We don’t know what it will be like to live in the house of a peculiar character like Mario Conde, but the place is worth checking out. With more than 800 square meters, luxurious rooms, and a beautiful garden, it is anyone’s dream to live in such a place without leaving Madrid.

However, the sale of the villa has been extremely complicated and even blocked for many years by the courts, given the situation in which Mario Conde found himself. Let’s see what the CaixaBank CEO’s palace looks like and why it is so worthwhile!

Interesting facts about the mansion of the CEO of CaixaBank, and before that of Mario Conde.

The area in which the mansion of CaixaBank’s CEO, whose previous owner was Mario Conde, is located is in Nueva España, relatively close to the Chamartín neighborhood.
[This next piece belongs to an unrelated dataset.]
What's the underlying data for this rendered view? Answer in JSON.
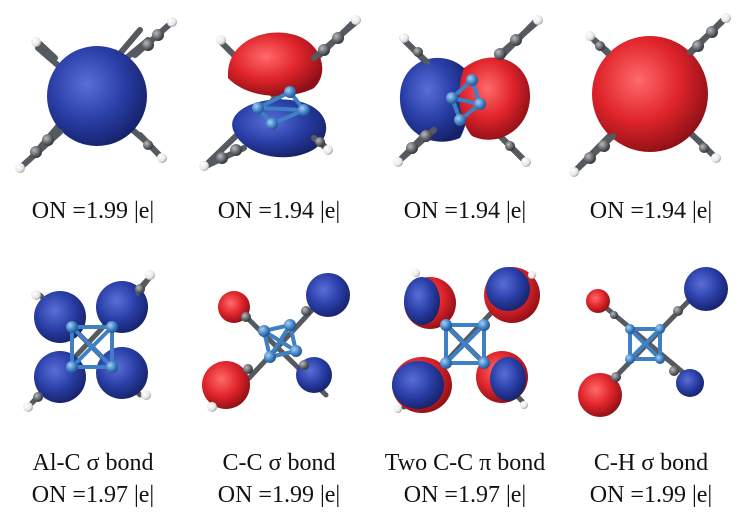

Although he could finally acquire it by paying about 3 million euros, it was initially difficult to find a new buyer.

The home of CaixaBank's CEO

Mario Conde still has an important debt with the Treasury, which made that for a few years, specifically from 2016 to 2018, justice claimed that possible money from the sale of the house. It was finally acquired, and CaixaBank’s CEO, Gonzalo Cortázar, has announced that he has begun a major overhaul.

Although the photographs we have of the house are from when Mario Conde still lived there, and we assume that it will be completely renovated, we can get an idea of how big and luxurious it is. According to the portal Idealista, in those 800 square meters, there is space for three floors, an attic, and eight bedrooms.

In addition, the beautiful mansion has a huge plot with a garden, where there is also a swimming pool to better pass the heat of the summers in Madrid. Although it is a house with a rather complex history, because it was in it that the years in which Mario Conde was convicted of fraud and money laundering were forged, the truth is that it is an enviable home.

It is possible that we will not know how the reforms Gonzalo Cortázar, CEO of CaixaBank, decides to make to it will look until perhaps he also sells it. But we can assure you that it will be a space that more than one of us would like to live in if we were proposed to do so.